Instead of using `zig test` to build a special version of the compiler
that runs all the test-cases, the zig build system is now used as much
as possible - all with the basic steps found in the standard library.
For incremental compilation tests (the ones that look like foo.0.zig,
foo.1.zig, foo.2.zig, etc.), a special version of the compiler is
compiled into a utility executable called "check-case" which checks
exactly one sequence of incremental updates in an independent
subprocess. Previously, all incremental and non-incremental test cases
were done in the same test runner process.
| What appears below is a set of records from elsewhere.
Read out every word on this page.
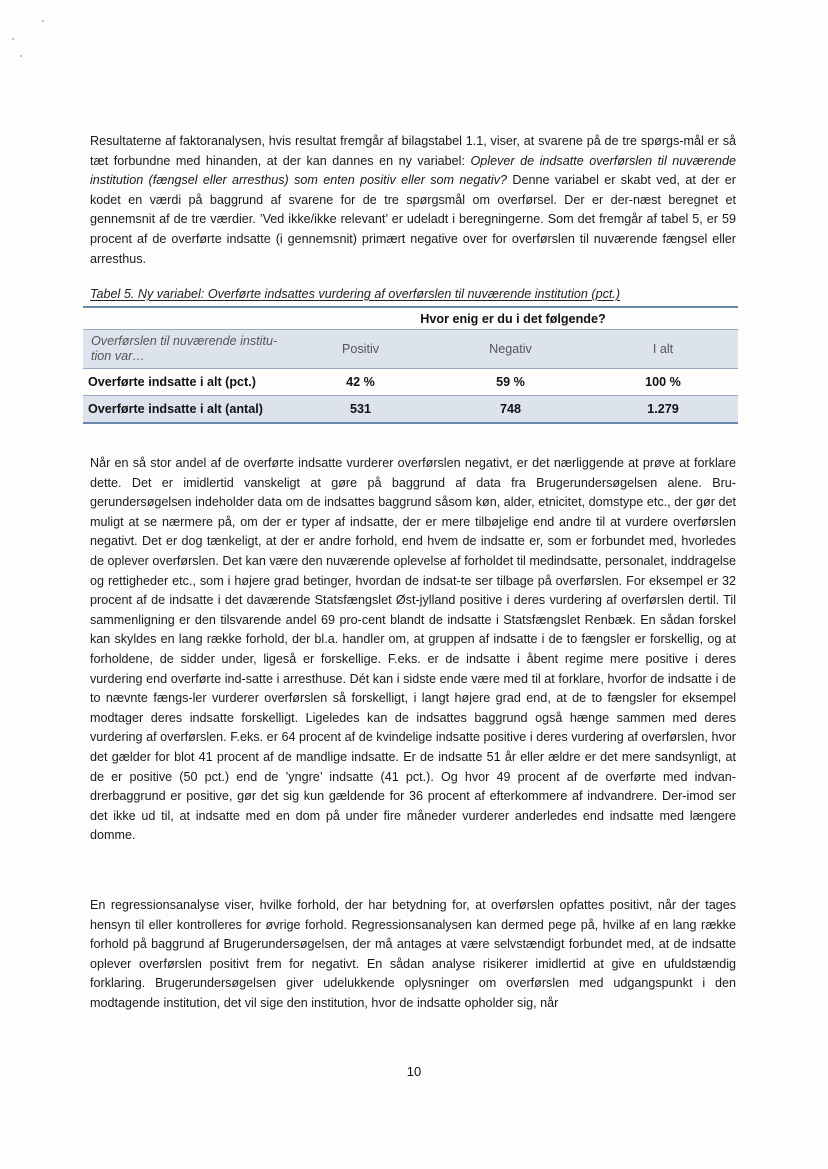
Resultaterne af faktoranalysen, hvis resultat fremgår af bilagstabel 1.1, viser, at svarene på de tre spørgs-mål er så tæt forbundne med hinanden, at der kan dannes en ny variabel: Oplever de indsatte overførslen til nuværende institution (fængsel eller arresthus) som enten positiv eller som negativ? Denne variabel er skabt ved, at der er kodet en værdi på baggrund af svarene for de tre spørgsmål om overførsel. Der er der-næst beregnet et gennemsnit af de tre værdier. ’Ved ikke/ikke relevant’ er udeladt i beregningerne. Som det fremgår af tabel 5, er 59 procent af de overførte indsatte (i gennemsnit) primært negative over for overførslen til nuværende fængsel eller arresthus.

Tabel 5. Ny variabel: Overførte indsattes vurdering af overførslen til nuværende institution (pct.)
	Hvor enig er du i det følgende?		
Overførslen til nuværende institu-tion var…	Positiv	Negativ	I alt
Overførte indsatte i alt (pct.)	42 %	59 %	100 %
Overførte indsatte i alt (antal)	531	748	1.279

Når en så stor andel af de overførte indsatte vurderer overførslen negativt, er det nærliggende at prøve at forklare dette. Det er imidlertid vanskeligt at gøre på baggrund af data fra Brugerundersøgelsen alene. Bru-gerundersøgelsen indeholder data om de indsattes baggrund såsom køn, alder, etnicitet, domstype etc., der gør det muligt at se nærmere på, om der er typer af indsatte, der er mere tilbøjelige end andre til at vurdere overførslen negativt. Det er dog tænkeligt, at der er andre forhold, end hvem de indsatte er, som er forbundet med, hvorledes de oplever overførslen. Det kan være den nuværende oplevelse af forholdet til medindsatte, personalet, inddragelse og rettigheder etc., som i højere grad betinger, hvordan de indsat-te ser tilbage på overførslen. For eksempel er 32 procent af de indsatte i det daværende Statsfængslet Øst-jylland positive i deres vurdering af overførslen dertil. Til sammenligning er den tilsvarende andel 69 pro-cent blandt de indsatte i Statsfængslet Renbæk. En sådan forskel kan skyldes en lang række forhold, der bl.a. handler om, at gruppen af indsatte i de to fængsler er forskellig, og at forholdene, de sidder under, ligeså er forskellige. F.eks. er de indsatte i åbent regime mere positive i deres vurdering end overførte ind-satte i arresthuse. Dét kan i sidste ende være med til at forklare, hvorfor de indsatte i de to nævnte fængs-ler vurderer overførslen så forskelligt, i langt højere grad end, at de to fængsler for eksempel modtager deres indsatte forskelligt. Ligeledes kan de indsattes baggrund også hænge sammen med deres vurdering af overførslen. F.eks. er 64 procent af de kvindelige indsatte positive i deres vurdering af overførslen, hvor det gælder for blot 41 procent af de mandlige indsatte. Er de indsatte 51 år eller ældre er det mere sandsynligt, at de er positive (50 pct.) end de ’yngre’ indsatte (41 pct.). Og hvor 49 procent af de overførte med indvan-drerbaggrund er positive, gør det sig kun gældende for 36 procent af efterkommere af indvandrere. Der-imod ser det ikke ud til, at indsatte med en dom på under fire måneder vurderer anderledes end indsatte med længere domme.

En regressionsanalyse viser, hvilke forhold, der har betydning for, at overførslen opfattes positivt, når der tages hensyn til eller kontrolleres for øvrige forhold. Regressionsanalysen kan dermed pege på, hvilke af en lang række forhold på baggrund af Brugerundersøgelsen, der må antages at være selvstændigt forbundet med, at de indsatte oplever overførslen positivt frem for negativt. En sådan analyse risikerer imidlertid at give en ufuldstændig forklaring. Brugerundersøgelsen giver udelukkende oplysninger om overførslen med udgangspunkt i den modtagende institution, det vil sige den institution, hvor de indsatte opholder sig, når

10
The compile error checking code is now simpler, but also a bit
rudimentary, and so it additionally makes sure that the actual compile
errors do not include *extra* messages, and it makes sure that the
actual compile errors output in the same order as expected. It is also
based on the "ends-with" property of each line rather than the previous
logic, which frankly I didn't want to touch with a ten-meter pole. The
compile error test cases have been updated to pass in light of these
differences.
Previously, 'error' mode with 0 compile errors was used to shoehorn in a
different kind of test-case - one that only checks if a piece of code
compiles without errors. Now there is a 'compile' mode of test-cases,
and 'error' must be only used when there are greater than 0 errors.
link test cases are updated to omit the target object format argument
when calling checkObject since that is no longer needed.
The test/stage2 directory is removed; the 2 files within are moved to be
directly in the test/ directory.